E’ da criminali chiudere il Paese, mettendo così in ginocchio centinaia di migliaia di attività, tagliando (in molti casi azzerandolo del tutto) il reddito di milioni di persone, spingendo così nella povertà una grande fetta della popolazione. E’ da criminali, indifferenti al destino delle nuove generazioni, mandare allo sfascio la scuola, imporre l’uso delle mascherine pure ad alunni e studenti già in condizione di distanziamento fisico. E’ da criminali insistere con l’aberrazione dello smart working, con la sistematica distruzione di ogni forma di socialità, con la cancellazione dello sport ad eccezione (guarda caso) di quello che genera affari per lorsignori.

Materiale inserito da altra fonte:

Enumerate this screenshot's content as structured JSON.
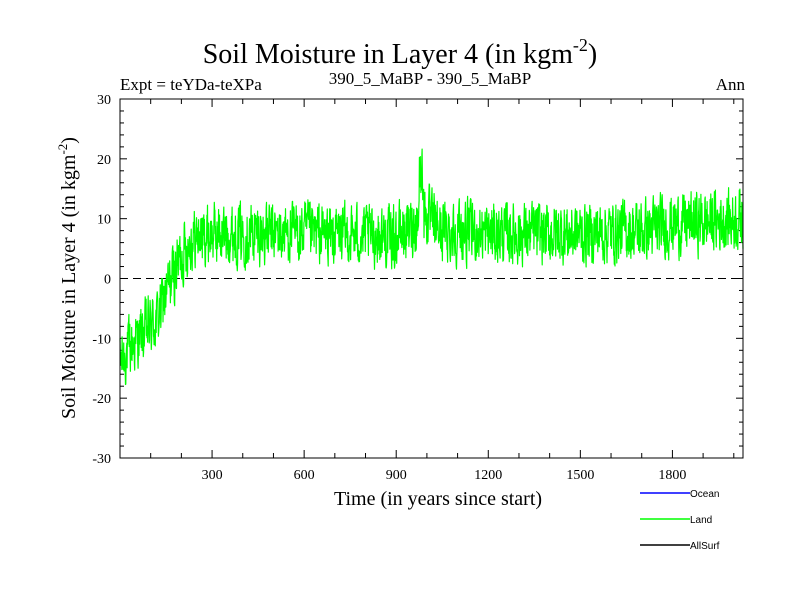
{
  "chart_data": {
    "type": "line",
    "title": "Soil Moisture in Layer 4 (in kgm",
    "title_sup": "-2",
    "title_close": ")",
    "subtitle_left": "Expt = teYDa-teXPa",
    "subtitle_center": "390_5_MaBP - 390_5_MaBP",
    "subtitle_right": "Ann",
    "xlabel": "Time (in years since start)",
    "ylabel": "Soil Moisture in Layer 4 (in kgm",
    "ylabel_sup": "-2",
    "ylabel_close": ")",
    "xlim": [
      0,
      2030
    ],
    "ylim": [
      -30,
      30
    ],
    "xticks": [
      300,
      600,
      900,
      1200,
      1500,
      1800
    ],
    "xtick_labels": [
      "300",
      "600",
      "900",
      "1200",
      "1500",
      "1800"
    ],
    "yticks": [
      -30,
      -20,
      -10,
      0,
      10,
      20,
      30
    ],
    "ytick_labels": [
      "-30",
      "-20",
      "-10",
      "0",
      "10",
      "20",
      "30"
    ],
    "zero_line": 0,
    "series": [
      {
        "name": "Ocean",
        "color": "#0000ff",
        "values": []
      },
      {
        "name": "Land",
        "color": "#00ff00",
        "trend_x": [
          0,
          40,
          80,
          120,
          160,
          200,
          230,
          300,
          600,
          900,
          960,
          980,
          1000,
          1050,
          1200,
          1500,
          1700,
          1800,
          2030
        ],
        "trend_y": [
          -14,
          -11,
          -9,
          -7,
          -1,
          4,
          6.5,
          7.5,
          7.5,
          7,
          9,
          12,
          10,
          8,
          7.5,
          7.5,
          8,
          9,
          10
        ],
        "noise_amplitude": 4.5,
        "n_points": 2030
      },
      {
        "name": "AllSurf",
        "color": "#000000",
        "values": []
      }
    ],
    "legend_position": "bottom-right"
  }
}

Per tutti questi motivi la Marcia della Liberazione, che riunisce organizzazioni e associazioni appartenenti all’area del sovranismo costituzionale, insieme alle realtà produttive e del lavoro del nostro Paese, dice NO al coprifuoco ed al nuovo confinamento imposto dal governo Conte.
Per questi motivi, chiediamo il ritiro immediato degli ultimi Dpcm e la fine dello stato d’emergenza. Per questi motivi sosteniamo attivamente le proteste, le mobilitazioni, le manifestazioni in atto ormai da due settimane. Per questi motivi facciamo appello ad ogni forma praticabile di pacifica disobbedienza civile. Non arrendiamoci alla nuova dittatura!